Awesome! Guitar center needs a little comp., and Pensacola needs another place to shop for guitars. I assume you will also have amps and pedals, etc. ?


----------



## AUBuilder (Sep 27, 2007)

You mention wanting to learn, do you have anyone on staff offering lessons? I have been messing around off and on for a few years and would like to get better.


----------



## Chris Couture (Sep 26, 2007)

> *BudYsr (11/8/2009)*Awesome! Guitar center needs a little comp., and Pensacola needs another place to shop for guitars. I assume you will also have amps and pedals, etc. ?




Amps, Pedals, Strings, Picks, Cords... you name it, we will have it. We will be a one stop shop and already have the most knowledgeable staff in the area so give us time to get everything in stock but come visit us today and grow with us!


----------



## Chris Couture (Sep 26, 2007)

> *AUBuilder (11/8/2009)*You mention wanting to learn, do you have anyone on staff offering lessons? I have been messing around off and on for a few years and would like to get better.

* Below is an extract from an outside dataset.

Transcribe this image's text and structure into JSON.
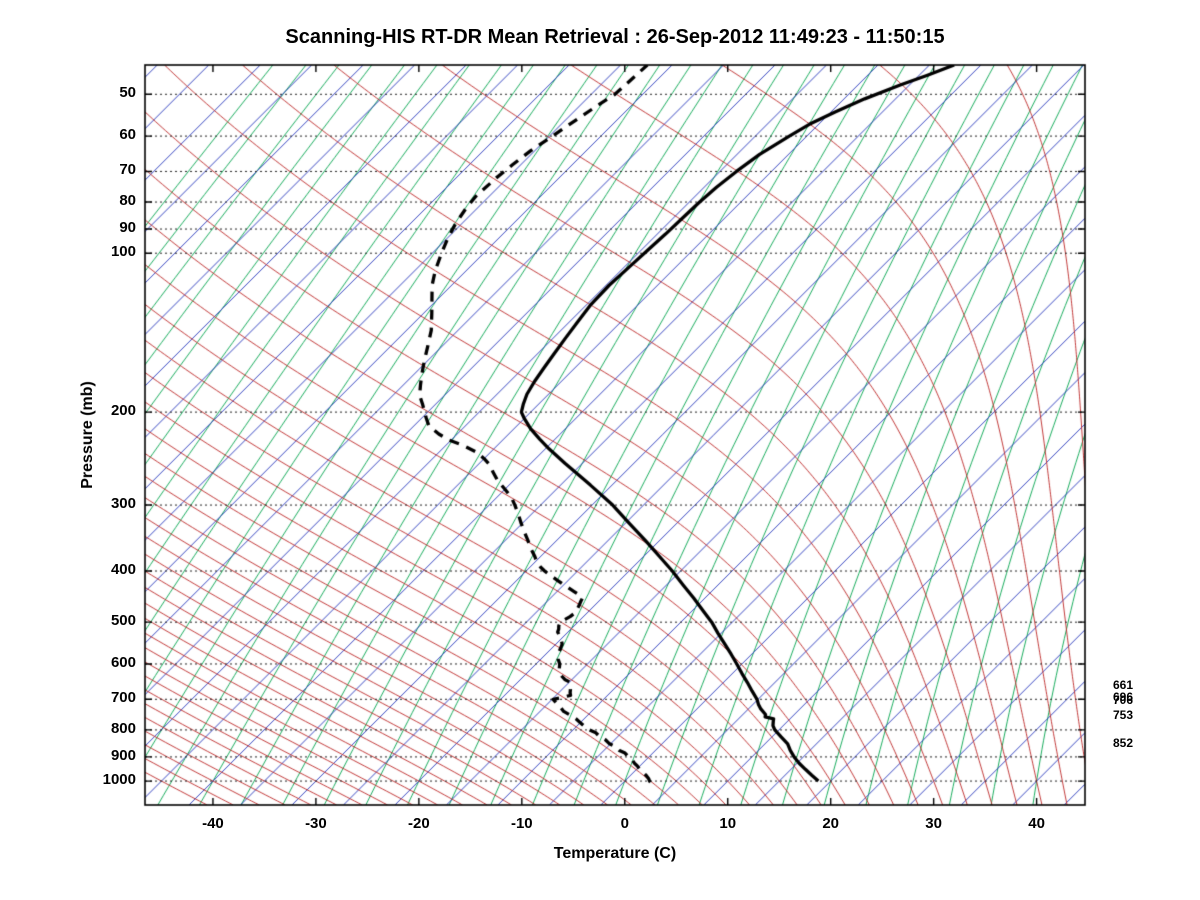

We are currently working on this.


----------



## AUBuilder (Sep 27, 2007)

> *Chris Couture (11/8/2009)*
> 
> 
> > *AUBuilder (11/8/2009)*You mention wanting to learn, do you have anyone on staff offering lessons? I have been messing around off and on for a few years and would like to get better.
> ...


Let me know when you get it worked out. Definetly something I'm looking to do.


----------



## Clay-Doh (Oct 2, 2007)

Dang Chris, just ordered a dunlop pyrex slide on ebay. Ill stop in somertime and check out the store!


----------



## Realtor (Oct 1, 2007)

:banghead

Just bought a complete PA system for the Vault. I'll be dropping in though.


----------



## surfstryker (Sep 28, 2007)

I went by there today, its a really nice store with quality guitars. Very helpful staff (I cant remember his name) My b-day 's coming up, might have to up-grade guitar.


----------



## Rooster21 (Oct 27, 2009)

Do you have one that comes with a PFF Flag?


----------